Boise's Masterson complains that police chiefs 'silenced' at gun hearing

broberts@idahostatesman.comFebruary 12, 2014 

Mike Masterson

State Sen. Curt McKenzie, R-Nampa, “effectively silenced” police leaders who were not given an opportunity to testify Wednesday on his bill permitting concealed weapons on Idaho campuses, says Boise Police Chief Mike Masterson.

The Boise chief, along with police chiefs from Nampa and Moscow - three cities with college campuses that would be affected by the bill - were not called upon to address the Senate State Affairs Committee, chaired by McKenzie.

Masterson, who opposed the bill, is chief of Idaho’s largest city, home to the state's largest university where Boise police must keep a presence and provide security.

“You would think I have something to say,” he said.

McKenzie said he did not try to silence police officers. He had more people to testify than there was time and he alternated pro and con. He also said he let university officials explain their concerns about the bill, and even let many of them go over the three-minute limit.

Masterson also was carrying a letter the Idaho Chiefs of Police Association objecting to the bill. He had intended to read it into the record.

“I am just appalled that a decision would be rushed through this quickly,” Masterson said.

The committee voted 7-2, along party lines, in support of the bill.

Idaho’s Fraternal Order of Police, which has 1,500 members and supports McKenzie’s bill, did testify.

Masterson said democracy failed Idahoans at the Capitol by not allowing for a more full airing of issues surrounding the bill.

“Where is our democracy today when police leaders directly responsible for developing policy and training for your safety are effectively silenced by the chair of a committee who introduced the bill himself,” Masterson asked.

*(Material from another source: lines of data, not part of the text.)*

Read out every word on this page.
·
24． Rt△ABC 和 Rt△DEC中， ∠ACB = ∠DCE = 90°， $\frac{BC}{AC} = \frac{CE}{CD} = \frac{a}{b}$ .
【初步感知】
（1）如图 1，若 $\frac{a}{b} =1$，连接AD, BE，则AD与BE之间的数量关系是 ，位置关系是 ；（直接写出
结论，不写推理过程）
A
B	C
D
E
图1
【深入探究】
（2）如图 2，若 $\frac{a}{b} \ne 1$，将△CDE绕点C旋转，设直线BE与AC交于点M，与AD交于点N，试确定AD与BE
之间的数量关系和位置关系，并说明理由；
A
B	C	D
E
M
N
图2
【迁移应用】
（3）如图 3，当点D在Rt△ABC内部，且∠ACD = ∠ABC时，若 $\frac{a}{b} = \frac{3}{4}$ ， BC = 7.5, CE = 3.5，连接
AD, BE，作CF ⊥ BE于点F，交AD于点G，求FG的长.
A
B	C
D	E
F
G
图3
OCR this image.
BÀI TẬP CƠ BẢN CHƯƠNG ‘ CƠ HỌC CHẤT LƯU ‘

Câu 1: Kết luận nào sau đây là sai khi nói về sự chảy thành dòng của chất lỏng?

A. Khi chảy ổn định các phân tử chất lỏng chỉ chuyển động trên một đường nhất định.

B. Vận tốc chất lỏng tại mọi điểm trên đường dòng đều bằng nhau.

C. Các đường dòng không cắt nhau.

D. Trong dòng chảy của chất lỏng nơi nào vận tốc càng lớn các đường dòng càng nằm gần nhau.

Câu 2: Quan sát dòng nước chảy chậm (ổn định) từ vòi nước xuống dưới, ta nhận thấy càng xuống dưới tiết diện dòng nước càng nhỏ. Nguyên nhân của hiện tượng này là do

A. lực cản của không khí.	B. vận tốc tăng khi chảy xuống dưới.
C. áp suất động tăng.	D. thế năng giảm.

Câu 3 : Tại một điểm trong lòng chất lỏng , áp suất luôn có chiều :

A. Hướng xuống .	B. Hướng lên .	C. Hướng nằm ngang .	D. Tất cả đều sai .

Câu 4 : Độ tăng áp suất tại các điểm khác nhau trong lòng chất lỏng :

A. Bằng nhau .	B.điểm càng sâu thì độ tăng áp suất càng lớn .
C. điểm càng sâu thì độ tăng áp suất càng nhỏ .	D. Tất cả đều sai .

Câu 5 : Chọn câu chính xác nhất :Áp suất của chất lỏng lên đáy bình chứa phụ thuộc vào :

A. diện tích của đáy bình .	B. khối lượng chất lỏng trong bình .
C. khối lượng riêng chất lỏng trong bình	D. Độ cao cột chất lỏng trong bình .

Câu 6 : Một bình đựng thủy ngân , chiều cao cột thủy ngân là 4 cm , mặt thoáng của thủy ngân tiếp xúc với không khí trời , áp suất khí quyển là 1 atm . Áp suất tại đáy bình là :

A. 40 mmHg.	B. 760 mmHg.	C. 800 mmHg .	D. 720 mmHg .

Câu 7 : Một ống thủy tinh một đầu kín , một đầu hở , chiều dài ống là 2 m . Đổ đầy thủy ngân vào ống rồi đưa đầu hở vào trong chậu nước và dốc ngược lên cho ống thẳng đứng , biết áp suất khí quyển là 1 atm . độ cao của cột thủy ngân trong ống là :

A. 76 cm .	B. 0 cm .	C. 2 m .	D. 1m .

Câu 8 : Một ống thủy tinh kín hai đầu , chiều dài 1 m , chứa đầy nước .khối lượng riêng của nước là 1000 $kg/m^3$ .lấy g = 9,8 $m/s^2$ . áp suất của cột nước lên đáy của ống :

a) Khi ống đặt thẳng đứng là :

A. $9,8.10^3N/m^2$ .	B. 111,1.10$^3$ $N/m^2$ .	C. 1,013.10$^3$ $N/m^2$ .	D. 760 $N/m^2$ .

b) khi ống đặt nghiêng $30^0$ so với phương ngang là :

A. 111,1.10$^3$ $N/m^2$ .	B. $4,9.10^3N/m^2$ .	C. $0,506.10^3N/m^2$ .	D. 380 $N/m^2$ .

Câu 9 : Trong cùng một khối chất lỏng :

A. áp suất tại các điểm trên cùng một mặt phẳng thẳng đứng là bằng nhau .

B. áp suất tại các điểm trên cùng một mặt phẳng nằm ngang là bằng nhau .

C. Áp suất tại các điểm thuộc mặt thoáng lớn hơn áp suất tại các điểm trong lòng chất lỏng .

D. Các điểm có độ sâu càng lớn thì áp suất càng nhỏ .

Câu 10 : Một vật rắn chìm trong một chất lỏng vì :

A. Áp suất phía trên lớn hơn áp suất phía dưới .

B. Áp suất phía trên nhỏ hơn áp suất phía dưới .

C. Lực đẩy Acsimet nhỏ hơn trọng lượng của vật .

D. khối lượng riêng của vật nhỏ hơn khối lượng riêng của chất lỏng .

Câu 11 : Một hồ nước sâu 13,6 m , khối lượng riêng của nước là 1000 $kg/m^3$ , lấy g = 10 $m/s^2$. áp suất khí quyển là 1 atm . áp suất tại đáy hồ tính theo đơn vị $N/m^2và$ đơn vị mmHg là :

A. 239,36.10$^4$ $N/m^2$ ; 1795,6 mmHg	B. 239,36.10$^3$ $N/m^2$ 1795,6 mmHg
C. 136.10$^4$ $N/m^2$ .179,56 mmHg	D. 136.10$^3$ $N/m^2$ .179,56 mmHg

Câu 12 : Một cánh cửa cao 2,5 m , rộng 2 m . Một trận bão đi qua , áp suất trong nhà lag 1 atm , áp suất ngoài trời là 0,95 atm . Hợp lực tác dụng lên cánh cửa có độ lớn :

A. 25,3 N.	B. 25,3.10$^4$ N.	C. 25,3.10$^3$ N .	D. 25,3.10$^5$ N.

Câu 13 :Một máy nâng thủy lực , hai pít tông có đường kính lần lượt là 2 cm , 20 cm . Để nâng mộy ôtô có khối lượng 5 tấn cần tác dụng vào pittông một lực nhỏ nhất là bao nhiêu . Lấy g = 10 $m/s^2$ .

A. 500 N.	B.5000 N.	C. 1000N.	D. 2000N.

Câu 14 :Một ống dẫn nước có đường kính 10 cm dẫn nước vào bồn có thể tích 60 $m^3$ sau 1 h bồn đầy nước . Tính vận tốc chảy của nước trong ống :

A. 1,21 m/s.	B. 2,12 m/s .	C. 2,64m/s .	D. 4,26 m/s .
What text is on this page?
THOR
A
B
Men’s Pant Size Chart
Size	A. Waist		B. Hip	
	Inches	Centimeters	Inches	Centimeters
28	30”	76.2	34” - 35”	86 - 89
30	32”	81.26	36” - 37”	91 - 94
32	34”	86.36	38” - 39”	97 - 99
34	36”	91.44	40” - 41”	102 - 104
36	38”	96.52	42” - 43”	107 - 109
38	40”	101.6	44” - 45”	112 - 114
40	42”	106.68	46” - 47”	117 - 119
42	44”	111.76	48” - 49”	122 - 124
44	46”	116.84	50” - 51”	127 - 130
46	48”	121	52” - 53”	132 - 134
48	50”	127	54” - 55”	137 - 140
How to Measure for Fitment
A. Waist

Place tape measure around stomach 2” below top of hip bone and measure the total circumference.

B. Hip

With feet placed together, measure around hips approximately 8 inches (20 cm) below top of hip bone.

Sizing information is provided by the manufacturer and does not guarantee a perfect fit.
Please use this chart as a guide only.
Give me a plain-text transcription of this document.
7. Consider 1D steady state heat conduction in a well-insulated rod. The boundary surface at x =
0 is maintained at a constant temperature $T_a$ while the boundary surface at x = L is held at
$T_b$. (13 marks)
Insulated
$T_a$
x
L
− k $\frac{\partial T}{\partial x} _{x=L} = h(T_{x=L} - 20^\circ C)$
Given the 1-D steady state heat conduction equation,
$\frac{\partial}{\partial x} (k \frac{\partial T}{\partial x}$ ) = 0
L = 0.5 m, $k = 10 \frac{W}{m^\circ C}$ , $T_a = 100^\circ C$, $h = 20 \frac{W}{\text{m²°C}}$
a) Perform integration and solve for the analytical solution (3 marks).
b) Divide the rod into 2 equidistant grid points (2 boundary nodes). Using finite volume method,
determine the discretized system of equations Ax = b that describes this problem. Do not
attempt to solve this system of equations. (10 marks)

McKenzie’s bill allows people with an enhanced concealed weapons permit to carry guns on campus, except in dormitories, residence halls and at entertain venues that seat more than 1,000 people.

An enhanced permit requires eight hours of training and must be recertified every five years.

That’s not good enough, Masterson said.

“I don’t see the type of training that is required as anywhere close to what it has to be for an enhanced concealed weapons permit,” he said.

If the bill passes the full Senate, it likely will go to House State Affairs committee, which also will hold hearings.

McKenzie has said he has enough votes in both houses to pass the bill. Gov. Butch Otter also supports it.